About four out of five Protestant pastors have said that their congregations are primarily made up of one racial or ethnic group, according to a newly released report by LifeWay Research.
Eighty-one percent of surveyed pastors said they either "strongly agree" or "somewhat agree" with the statement "My church is predominantly one racial or ethnic group."
The findings were drawn from a survey of 1,000 pastors from Protestant churches conducted over the phone from Aug. 30 to Sept. 18, 2017.
While still a large percentage, 81 percent is a decline from 2013, when 86 percent of surveyed pastors reported having a church that was "predominantly one racial or ethnic group."
"Protestant churches are still mostly divided by race," said Scott McConnell, executive director of LifeWay Research. "But they're heading in the right direction."
The report also found that 93 percent of pastors believed churches should strive to become more diverse, an increase from the 85 percent reported in 2013.
The percentage of pastors who reported that their congregation was primarily made up of one racial or ethnic group varied among size and denomination.

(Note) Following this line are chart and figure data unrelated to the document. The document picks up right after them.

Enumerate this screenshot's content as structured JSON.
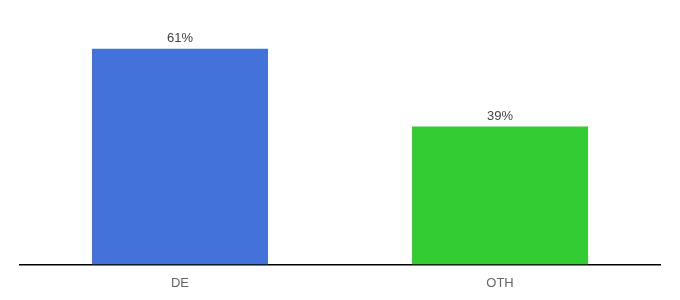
{
  "chart_data": {
    "type": "bar",
    "categories": [
      "DE",
      "OTH"
    ],
    "values": [
      61,
      39
    ],
    "value_labels": [
      "61%",
      "39%"
    ],
    "colors": [
      "#4472db",
      "#33cc33"
    ],
    "ylim": [
      0,
      72
    ],
    "grid": false,
    "data_labels": true,
    "tick_labels": "x"
  }
}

"Pastors of larger churches — those with 250 or more attenders — were least likely (74 percent) to say their church is made up mostly of one ethnicity. That jumps to 81 percent for churches with 249 or fewer attenders," noted LifeWay.
"Based on denominational affiliation, Lutheran pastors (89 percent) are most likely to say their church is made up of predominantly one ethnic group. Baptist (81 percent), Presbyterian/Reformed (77 percent) and Pentecostal pastors (68 percent) are less likely."
Over the past several decades, many have pointed out that oftentimes individual congregations have been de facto racially segregated, affirming Martin Luther King Jr.'s famous lament that "the most segregated hour of Christian America is eleven o'clock on Sunday morning."